Nov 12th 2020

Why LTV Is Essential for UA, and D7 ROAS Should Be Retired

The following is an excerpt from an article by Ben Young on the AlgoLift by Vungle blog, “Why LTV is essential for UA, and D7 ROAS should be retired”. The full article can be found on the AlgoLift by Vungle blog.

In mobile UA, a common practice is to buy against ROAS (return on ad spend) targets based on revenue measured in the first 7 days after a user installs the app, i.e. D7 ROAS. D7 ROAS provides an early indicator of campaign performance that’s easily measured with the help of MMPs and campaign-level attribution. D7 ROAS is used primarily because it offers better insight into post-install performance than CPI or D1 ROAS. It also generally captures a large percentage of users who convert into payers or pass key event benchmarks early on.

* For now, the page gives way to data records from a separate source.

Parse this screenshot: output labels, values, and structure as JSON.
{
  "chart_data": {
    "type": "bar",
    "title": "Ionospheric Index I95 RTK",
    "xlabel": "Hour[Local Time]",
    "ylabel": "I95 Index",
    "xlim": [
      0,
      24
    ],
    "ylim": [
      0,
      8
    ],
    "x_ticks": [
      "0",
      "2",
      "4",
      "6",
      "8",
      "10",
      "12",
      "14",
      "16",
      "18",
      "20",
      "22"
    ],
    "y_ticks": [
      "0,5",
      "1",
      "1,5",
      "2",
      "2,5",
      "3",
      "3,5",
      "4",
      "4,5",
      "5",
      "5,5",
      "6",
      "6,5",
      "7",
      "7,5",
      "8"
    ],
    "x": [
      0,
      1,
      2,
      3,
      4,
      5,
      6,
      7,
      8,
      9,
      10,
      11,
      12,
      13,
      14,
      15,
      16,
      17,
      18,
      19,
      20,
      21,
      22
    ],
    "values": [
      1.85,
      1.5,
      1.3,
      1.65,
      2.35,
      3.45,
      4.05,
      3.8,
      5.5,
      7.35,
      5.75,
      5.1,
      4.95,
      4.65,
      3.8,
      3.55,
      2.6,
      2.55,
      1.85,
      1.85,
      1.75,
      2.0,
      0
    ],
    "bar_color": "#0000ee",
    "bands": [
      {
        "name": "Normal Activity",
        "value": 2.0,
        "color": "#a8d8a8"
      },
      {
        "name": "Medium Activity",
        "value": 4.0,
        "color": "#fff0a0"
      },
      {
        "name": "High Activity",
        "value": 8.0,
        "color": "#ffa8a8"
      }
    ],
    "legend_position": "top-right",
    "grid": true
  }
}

D7 ROAS targets are often set based on the historical relationship between a cohort’s monetization at D7 and at the advertiser’s true payback window. For example, if historical cohorts have a D365 / D7 LTV ratio of 20, then the advertiser would buy against a 5% D7 ROAS target to hit a 100% payback at D365.

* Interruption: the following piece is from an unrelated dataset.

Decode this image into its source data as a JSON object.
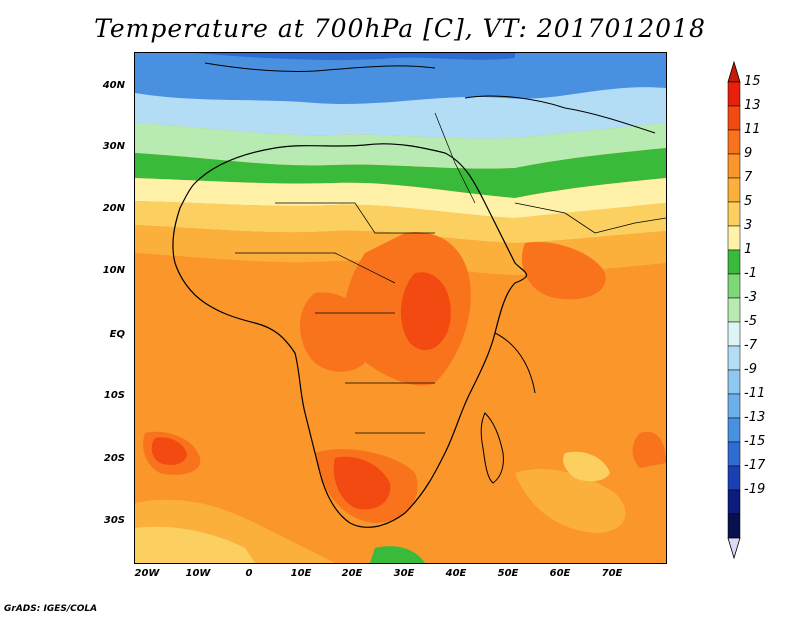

At best, these targets are continually re-calculated by UA teams as apps go through product updates and long term retention changes. At worst, the target is calculated once and slowly evolves into a magic number of unknown origin.

Why the current paradigm is inadequate

In reality, Day 365 and Day 7 LTV are not proportional, nor should one expect them to be. Let’s assess two cohort “LTV curves” from a top grossing mobile game:

Top grossing game example LTV curves

In this simple example, the red cohort shows a higher D7 LTV but worse retention and by D60, the curves cross. The red cohort spent 10% of its eventual D365 LTV at D7, while the blue cohort had spent only 4% and so percentage-wise had more of its future value to come. The red cohort had a higher D7 LTV but much lower D180 and D365 LTV. This is a good example of D7 failing to represent long term value.

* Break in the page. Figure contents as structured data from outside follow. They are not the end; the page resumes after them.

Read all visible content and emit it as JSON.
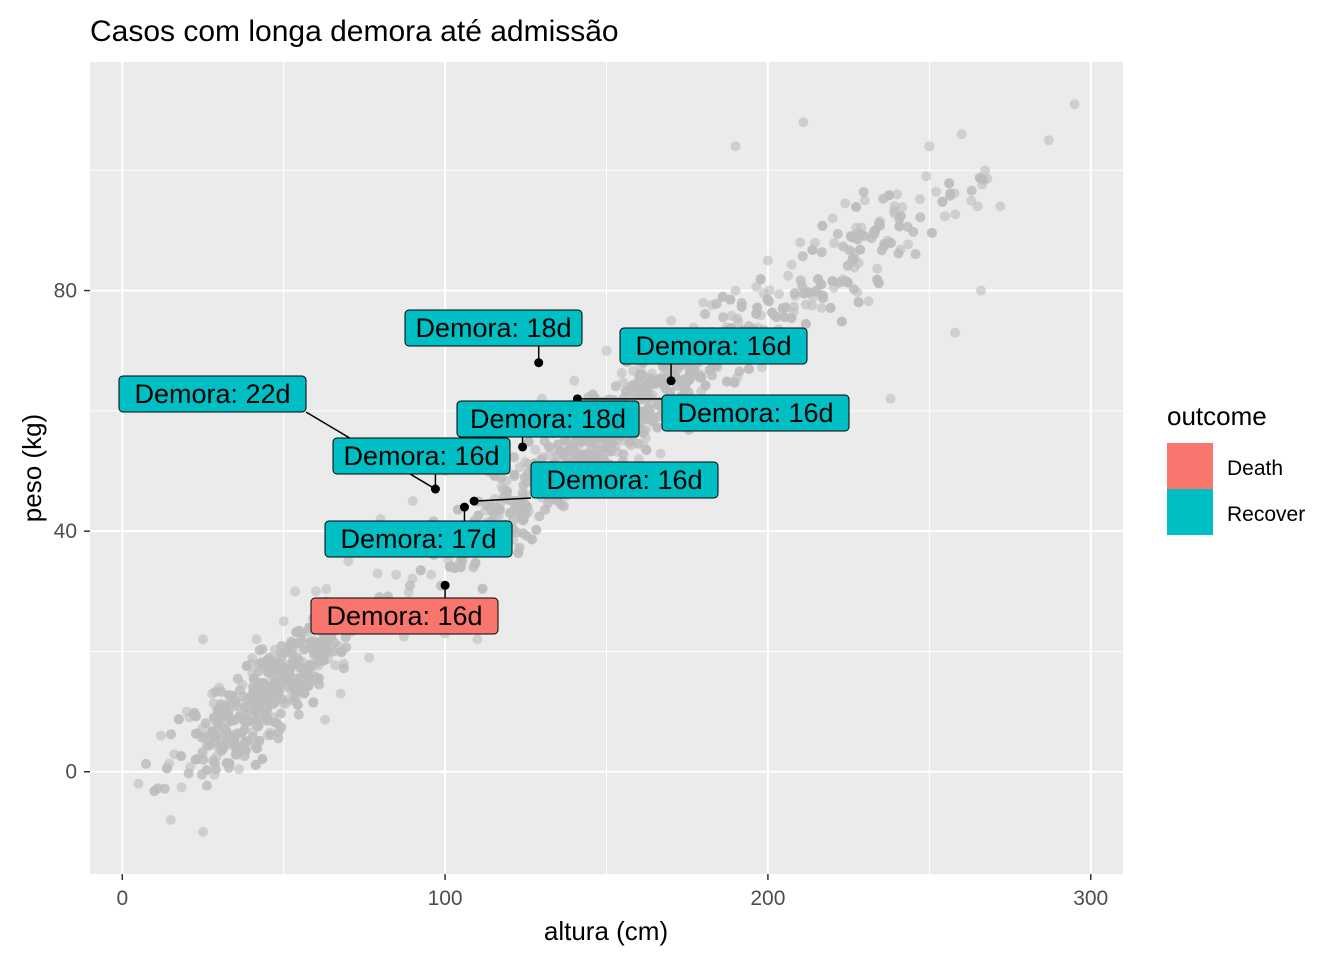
{
  "chart_data": {
    "type": "scatter",
    "title": "Casos com longa demora até admissão",
    "xlabel": "altura (cm)",
    "ylabel": "peso (kg)",
    "xlim": [
      -10,
      310
    ],
    "ylim": [
      -17,
      118
    ],
    "x_ticks": [
      0,
      100,
      200,
      300
    ],
    "y_ticks": [
      0,
      40,
      80
    ],
    "x_minor": [
      50,
      150,
      250
    ],
    "y_minor": [
      20,
      60,
      100
    ],
    "grid": true,
    "panel_background": "#ebebeb",
    "grid_color": "#ffffff",
    "background_points": {
      "color": "#bdbdbd",
      "alpha": 0.6,
      "approx_count": 2200,
      "trend": "peso aumenta com altura",
      "sample_points": [
        [
          5,
          -2
        ],
        [
          12,
          6
        ],
        [
          15,
          -8
        ],
        [
          25,
          -10
        ],
        [
          20,
          10
        ],
        [
          30,
          14
        ],
        [
          25,
          22
        ],
        [
          40,
          18
        ],
        [
          50,
          25
        ],
        [
          60,
          30
        ],
        [
          70,
          35
        ],
        [
          80,
          42
        ],
        [
          90,
          45
        ],
        [
          100,
          50
        ],
        [
          110,
          55
        ],
        [
          120,
          60
        ],
        [
          130,
          62
        ],
        [
          140,
          65
        ],
        [
          150,
          70
        ],
        [
          160,
          72
        ],
        [
          170,
          75
        ],
        [
          180,
          78
        ],
        [
          190,
          80
        ],
        [
          200,
          85
        ],
        [
          210,
          88
        ],
        [
          220,
          92
        ],
        [
          230,
          95
        ],
        [
          240,
          96
        ],
        [
          250,
          104
        ],
        [
          260,
          106
        ],
        [
          287,
          105
        ],
        [
          295,
          111
        ],
        [
          211,
          108
        ],
        [
          190,
          104
        ],
        [
          265,
          94
        ],
        [
          272,
          94
        ],
        [
          258,
          73
        ],
        [
          266,
          80
        ],
        [
          238,
          62
        ],
        [
          160,
          52
        ],
        [
          170,
          48
        ],
        [
          100,
          23
        ],
        [
          110,
          22
        ]
      ]
    },
    "highlight_points": [
      {
        "x": 97,
        "y": 47,
        "outcome": "Recover",
        "label": "Demora: 16d"
      },
      {
        "x": 129,
        "y": 68,
        "outcome": "Recover",
        "label": "Demora: 18d"
      },
      {
        "x": 170,
        "y": 65,
        "outcome": "Recover",
        "label": "Demora: 16d"
      },
      {
        "x": 141,
        "y": 62,
        "outcome": "Recover",
        "label": "Demora: 16d"
      },
      {
        "x": 124,
        "y": 54,
        "outcome": "Recover",
        "label": "Demora: 18d"
      },
      {
        "x": 109,
        "y": 45,
        "outcome": "Recover",
        "label": "Demora: 16d"
      },
      {
        "x": 106,
        "y": 44,
        "outcome": "Recover",
        "label": "Demora: 17d"
      },
      {
        "x": 100,
        "y": 31,
        "outcome": "Death",
        "label": "Demora: 16d"
      },
      {
        "x": 97,
        "y": 47,
        "outcome": "Recover",
        "label": "Demora: 22d"
      }
    ],
    "legend": {
      "title": "outcome",
      "position": "right",
      "items": [
        {
          "label": "Death",
          "color": "#f8766d"
        },
        {
          "label": "Recover",
          "color": "#00bfc4"
        }
      ]
    }
  }
}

Only when cohorts exhibit identical retention and purchase rates over time could we expect a D7 payback % to be constant. In reality, different cohorts have different retention rates and their LTV curves differ in shape. This is especially true when comparing cohorts across different media sources or campaign types, which may fundamentally differ in behavior.

Increasing the number of multipliers based on the cohort performance partially solves for the incorrect prediction. However, this quickly becomes complex as the team now has many different ROAS targets across networks. This leaves no solution for newer channels or those with limited history. Furthermore, the multipliers are still not static at a channel level, and changing campaign structure can quickly change the possible retention curves. Conditional multipliers are a clumsy half step toward solving the problem.